Rate-cost tradeoffs in continuous-time control with a biomolecular application
Yorie Nakahira, Fangzhou Xiao, Victoria Kostina, John C. Doyle

TL;DR
This paper establishes fundamental limits on the data rate needed for controlling a stochastic process, with applications to biomolecular systems, by deriving bounds that relate control costs to information rates.
Contribution
It introduces a lower bound on data rate for rate-limited control of a generalized Ornstein-Uhlenbeck process, applicable to biomolecular control systems.
Findings
Lower bound on data rate derived for control performance
Equality achieved with additive Gaussian channel control
Implications for controlling molecular fluctuations
Abstract
This paper focuses on rate-limited control of the generalized Ornstein-Uhlenbeck process where the control action can be either multiplicative or additive, and the noise variance can depend on the control action.

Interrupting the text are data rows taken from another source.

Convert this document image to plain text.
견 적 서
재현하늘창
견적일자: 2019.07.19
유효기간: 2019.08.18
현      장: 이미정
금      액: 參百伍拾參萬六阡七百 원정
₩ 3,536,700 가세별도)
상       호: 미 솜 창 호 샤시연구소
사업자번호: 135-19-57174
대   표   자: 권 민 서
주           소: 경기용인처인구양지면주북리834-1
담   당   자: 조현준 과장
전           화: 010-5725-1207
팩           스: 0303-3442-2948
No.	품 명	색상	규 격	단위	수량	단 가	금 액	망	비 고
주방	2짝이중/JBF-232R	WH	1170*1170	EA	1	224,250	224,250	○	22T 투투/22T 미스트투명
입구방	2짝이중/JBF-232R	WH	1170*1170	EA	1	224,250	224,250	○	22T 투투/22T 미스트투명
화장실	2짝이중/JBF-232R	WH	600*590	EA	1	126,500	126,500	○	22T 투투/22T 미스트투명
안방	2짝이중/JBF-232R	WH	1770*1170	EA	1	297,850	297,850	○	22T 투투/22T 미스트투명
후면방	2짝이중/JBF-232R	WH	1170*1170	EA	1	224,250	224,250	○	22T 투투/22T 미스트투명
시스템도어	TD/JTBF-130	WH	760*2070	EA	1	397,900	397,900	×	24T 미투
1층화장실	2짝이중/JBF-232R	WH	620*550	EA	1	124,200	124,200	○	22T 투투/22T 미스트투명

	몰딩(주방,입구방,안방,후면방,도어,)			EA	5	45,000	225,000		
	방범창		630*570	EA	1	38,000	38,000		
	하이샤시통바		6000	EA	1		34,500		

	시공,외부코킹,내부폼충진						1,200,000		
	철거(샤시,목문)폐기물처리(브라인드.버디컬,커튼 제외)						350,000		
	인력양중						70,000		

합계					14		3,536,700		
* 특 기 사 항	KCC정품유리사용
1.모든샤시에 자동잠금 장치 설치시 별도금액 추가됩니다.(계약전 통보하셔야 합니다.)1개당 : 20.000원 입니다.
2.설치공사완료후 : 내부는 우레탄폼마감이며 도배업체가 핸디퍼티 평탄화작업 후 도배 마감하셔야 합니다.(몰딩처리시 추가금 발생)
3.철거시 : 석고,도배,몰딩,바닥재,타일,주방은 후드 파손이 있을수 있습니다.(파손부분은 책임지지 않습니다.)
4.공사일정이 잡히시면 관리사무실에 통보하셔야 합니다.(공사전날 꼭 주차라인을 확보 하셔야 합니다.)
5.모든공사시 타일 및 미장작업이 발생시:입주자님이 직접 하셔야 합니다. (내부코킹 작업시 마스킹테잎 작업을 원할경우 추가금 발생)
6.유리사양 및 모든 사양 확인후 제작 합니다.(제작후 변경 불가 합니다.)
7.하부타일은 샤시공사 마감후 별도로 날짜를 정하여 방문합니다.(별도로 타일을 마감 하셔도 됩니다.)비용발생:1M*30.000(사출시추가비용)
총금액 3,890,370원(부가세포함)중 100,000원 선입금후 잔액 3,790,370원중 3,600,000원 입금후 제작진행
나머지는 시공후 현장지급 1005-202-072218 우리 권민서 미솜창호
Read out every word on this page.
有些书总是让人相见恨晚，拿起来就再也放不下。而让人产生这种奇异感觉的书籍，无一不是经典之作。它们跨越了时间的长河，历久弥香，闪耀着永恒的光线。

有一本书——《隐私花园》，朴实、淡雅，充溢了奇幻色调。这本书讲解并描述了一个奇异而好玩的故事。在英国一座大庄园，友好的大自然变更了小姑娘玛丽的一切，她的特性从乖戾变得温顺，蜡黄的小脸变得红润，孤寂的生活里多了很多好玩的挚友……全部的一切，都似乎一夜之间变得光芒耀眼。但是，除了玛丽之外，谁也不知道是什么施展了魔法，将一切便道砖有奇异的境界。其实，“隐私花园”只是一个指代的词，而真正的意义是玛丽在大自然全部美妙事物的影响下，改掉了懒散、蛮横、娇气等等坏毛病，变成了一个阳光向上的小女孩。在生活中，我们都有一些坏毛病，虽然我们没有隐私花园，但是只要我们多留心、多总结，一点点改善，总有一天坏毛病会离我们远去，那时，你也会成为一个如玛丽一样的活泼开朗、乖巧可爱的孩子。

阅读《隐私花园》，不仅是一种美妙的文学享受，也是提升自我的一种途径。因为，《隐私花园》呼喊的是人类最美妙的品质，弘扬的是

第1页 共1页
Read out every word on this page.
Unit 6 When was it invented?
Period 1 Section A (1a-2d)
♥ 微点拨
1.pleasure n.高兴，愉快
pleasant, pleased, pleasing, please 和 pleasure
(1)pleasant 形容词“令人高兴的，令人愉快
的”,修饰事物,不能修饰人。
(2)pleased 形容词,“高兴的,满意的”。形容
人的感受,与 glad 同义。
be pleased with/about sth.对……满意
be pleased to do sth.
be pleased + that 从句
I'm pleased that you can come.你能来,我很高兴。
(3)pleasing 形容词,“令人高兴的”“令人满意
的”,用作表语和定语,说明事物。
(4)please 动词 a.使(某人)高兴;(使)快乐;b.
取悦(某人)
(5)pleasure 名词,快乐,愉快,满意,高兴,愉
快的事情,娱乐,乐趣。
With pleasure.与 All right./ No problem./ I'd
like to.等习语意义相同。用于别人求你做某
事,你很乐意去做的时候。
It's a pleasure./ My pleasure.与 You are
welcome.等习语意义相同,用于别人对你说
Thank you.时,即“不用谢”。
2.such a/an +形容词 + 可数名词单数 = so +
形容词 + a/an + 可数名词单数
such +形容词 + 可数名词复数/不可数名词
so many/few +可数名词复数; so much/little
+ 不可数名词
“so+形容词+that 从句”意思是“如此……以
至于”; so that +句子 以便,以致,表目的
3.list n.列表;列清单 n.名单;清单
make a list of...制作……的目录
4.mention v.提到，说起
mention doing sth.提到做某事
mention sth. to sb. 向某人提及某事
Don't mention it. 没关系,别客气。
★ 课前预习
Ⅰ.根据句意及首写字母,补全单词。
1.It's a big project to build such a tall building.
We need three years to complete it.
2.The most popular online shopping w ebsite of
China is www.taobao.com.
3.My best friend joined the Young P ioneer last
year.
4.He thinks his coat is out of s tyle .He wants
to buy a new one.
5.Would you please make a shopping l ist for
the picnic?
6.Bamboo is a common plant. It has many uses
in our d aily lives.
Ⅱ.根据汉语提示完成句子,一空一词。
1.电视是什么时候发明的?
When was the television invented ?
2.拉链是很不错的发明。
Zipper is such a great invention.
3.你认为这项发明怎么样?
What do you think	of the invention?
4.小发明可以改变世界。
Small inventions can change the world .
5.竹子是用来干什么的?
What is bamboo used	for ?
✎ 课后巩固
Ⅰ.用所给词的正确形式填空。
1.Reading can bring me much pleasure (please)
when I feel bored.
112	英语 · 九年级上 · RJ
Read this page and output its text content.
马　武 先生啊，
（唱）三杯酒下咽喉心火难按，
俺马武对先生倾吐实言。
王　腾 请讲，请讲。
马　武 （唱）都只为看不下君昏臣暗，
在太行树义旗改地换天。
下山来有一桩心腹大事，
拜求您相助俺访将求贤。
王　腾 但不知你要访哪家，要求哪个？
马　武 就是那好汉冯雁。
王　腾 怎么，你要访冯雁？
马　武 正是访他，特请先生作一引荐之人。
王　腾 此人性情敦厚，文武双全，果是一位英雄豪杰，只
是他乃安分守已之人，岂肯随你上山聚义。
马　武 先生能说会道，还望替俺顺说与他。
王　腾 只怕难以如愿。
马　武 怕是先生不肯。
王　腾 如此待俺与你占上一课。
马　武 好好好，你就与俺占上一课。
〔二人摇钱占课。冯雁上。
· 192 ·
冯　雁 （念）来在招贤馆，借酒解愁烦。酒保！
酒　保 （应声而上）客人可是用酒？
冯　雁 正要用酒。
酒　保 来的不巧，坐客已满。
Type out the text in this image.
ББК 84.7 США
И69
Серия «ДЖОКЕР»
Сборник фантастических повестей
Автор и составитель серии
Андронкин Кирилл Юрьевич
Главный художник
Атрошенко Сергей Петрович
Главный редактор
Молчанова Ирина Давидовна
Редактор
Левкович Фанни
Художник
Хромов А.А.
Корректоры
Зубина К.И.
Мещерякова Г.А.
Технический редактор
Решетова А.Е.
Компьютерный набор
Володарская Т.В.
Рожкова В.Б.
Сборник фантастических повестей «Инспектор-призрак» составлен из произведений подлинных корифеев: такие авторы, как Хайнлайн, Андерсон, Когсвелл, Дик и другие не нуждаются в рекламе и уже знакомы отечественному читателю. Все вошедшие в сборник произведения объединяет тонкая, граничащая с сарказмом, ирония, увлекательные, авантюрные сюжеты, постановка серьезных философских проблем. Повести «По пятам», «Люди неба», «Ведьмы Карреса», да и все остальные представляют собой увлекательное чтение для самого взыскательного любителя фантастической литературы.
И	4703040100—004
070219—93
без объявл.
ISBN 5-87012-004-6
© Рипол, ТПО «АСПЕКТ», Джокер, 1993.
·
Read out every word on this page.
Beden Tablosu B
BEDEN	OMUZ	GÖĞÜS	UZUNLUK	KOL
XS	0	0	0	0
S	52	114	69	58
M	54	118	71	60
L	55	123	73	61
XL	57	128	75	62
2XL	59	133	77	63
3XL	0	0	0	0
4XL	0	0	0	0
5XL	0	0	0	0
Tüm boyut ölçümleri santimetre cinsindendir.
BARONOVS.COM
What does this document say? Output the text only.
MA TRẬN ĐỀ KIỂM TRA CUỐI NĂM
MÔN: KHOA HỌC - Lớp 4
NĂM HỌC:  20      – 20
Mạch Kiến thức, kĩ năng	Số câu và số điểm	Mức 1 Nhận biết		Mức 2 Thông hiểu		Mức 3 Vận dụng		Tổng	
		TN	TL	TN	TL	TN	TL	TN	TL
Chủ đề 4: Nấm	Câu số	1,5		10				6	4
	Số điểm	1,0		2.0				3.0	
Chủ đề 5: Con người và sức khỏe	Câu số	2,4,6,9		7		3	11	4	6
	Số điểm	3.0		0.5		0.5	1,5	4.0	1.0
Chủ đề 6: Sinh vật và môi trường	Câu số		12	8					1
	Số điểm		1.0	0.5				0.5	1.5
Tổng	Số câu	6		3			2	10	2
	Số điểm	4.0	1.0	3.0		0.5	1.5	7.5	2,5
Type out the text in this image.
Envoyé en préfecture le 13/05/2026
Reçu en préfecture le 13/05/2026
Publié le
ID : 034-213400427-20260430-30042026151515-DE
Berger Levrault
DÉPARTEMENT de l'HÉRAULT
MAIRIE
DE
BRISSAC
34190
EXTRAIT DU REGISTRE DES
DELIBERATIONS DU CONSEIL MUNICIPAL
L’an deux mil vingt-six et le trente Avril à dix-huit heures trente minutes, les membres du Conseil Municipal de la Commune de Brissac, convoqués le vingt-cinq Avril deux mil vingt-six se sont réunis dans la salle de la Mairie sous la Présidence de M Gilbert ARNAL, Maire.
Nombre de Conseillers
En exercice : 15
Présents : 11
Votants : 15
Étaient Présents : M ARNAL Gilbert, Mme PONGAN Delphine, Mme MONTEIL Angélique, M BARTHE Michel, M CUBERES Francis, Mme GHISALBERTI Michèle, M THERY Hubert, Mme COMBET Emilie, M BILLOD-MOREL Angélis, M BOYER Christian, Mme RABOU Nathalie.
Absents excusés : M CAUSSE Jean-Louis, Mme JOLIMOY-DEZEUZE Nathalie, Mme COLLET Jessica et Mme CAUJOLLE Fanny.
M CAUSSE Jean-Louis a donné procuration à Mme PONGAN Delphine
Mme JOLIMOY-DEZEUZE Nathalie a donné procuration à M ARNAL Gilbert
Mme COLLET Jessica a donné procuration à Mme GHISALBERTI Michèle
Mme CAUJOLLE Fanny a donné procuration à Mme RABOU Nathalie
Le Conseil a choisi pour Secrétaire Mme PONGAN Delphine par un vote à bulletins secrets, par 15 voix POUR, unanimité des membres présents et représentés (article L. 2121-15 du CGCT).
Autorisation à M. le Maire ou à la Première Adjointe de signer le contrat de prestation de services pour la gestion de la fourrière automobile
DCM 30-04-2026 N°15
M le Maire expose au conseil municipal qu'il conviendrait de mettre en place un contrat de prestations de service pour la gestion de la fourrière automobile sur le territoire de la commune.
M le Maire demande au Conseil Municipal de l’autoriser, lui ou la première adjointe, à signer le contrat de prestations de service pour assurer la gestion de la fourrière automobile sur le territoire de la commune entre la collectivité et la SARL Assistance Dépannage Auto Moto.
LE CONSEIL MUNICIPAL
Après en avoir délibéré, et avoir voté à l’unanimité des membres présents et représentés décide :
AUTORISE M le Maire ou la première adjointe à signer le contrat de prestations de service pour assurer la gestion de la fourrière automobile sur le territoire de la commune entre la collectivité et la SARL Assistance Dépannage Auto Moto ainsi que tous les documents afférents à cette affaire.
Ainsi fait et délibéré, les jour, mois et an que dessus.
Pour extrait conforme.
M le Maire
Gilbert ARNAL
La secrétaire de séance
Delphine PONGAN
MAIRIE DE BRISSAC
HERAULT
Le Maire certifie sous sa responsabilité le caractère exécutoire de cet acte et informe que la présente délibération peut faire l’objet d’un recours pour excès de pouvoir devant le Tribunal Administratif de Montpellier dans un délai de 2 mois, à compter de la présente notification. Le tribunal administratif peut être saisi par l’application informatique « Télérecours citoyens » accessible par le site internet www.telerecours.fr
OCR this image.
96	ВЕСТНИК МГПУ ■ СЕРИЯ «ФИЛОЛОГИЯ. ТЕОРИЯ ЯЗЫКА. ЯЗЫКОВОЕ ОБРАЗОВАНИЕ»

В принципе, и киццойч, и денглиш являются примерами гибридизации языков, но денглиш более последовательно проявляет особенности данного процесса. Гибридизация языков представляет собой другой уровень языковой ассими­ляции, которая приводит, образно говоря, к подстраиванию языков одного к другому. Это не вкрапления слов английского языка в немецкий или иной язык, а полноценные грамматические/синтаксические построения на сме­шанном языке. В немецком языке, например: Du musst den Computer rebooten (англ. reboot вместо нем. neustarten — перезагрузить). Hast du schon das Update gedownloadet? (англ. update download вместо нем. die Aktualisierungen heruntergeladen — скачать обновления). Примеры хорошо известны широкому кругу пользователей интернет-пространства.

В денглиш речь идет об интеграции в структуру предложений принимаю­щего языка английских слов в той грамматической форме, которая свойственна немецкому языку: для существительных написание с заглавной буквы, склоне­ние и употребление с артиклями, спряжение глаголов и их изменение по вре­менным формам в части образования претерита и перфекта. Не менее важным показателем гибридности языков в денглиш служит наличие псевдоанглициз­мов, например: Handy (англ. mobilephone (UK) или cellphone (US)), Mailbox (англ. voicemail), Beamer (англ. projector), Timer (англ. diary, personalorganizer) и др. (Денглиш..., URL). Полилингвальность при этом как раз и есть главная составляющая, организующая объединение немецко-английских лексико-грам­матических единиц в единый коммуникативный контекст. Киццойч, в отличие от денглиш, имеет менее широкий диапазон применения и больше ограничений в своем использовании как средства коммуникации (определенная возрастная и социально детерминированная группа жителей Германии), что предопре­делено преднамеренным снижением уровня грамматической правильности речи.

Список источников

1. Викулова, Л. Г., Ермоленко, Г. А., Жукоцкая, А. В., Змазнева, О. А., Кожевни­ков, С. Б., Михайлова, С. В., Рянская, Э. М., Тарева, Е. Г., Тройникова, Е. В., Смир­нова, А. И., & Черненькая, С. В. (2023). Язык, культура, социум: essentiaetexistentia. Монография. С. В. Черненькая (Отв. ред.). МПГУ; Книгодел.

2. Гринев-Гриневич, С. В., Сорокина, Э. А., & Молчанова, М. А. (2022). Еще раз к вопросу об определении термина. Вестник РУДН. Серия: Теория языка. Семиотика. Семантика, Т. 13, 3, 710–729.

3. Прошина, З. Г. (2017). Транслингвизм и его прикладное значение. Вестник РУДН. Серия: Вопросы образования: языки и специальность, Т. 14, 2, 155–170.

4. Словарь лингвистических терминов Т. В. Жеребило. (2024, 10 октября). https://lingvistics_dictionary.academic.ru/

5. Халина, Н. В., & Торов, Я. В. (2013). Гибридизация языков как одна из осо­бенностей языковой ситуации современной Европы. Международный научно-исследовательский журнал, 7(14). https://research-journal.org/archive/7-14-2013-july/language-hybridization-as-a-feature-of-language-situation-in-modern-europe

We derive a lower bound on the data rate necessary to achieve the desired control cost. The lower bound is attained with equality if the control is performed via an additive white Gaussian channel. The system model approximates the dynamics of a discrete-state molecular birth-death process, and the result has direct implications on the control of a biomolecular system via chemical reactions, where the multiplicative control corresponds to the degradation rate, the additive control corresponds to the production rate, and the control objective is to decrease the fluctuations of the controlled molecular species around their desired concentration levels.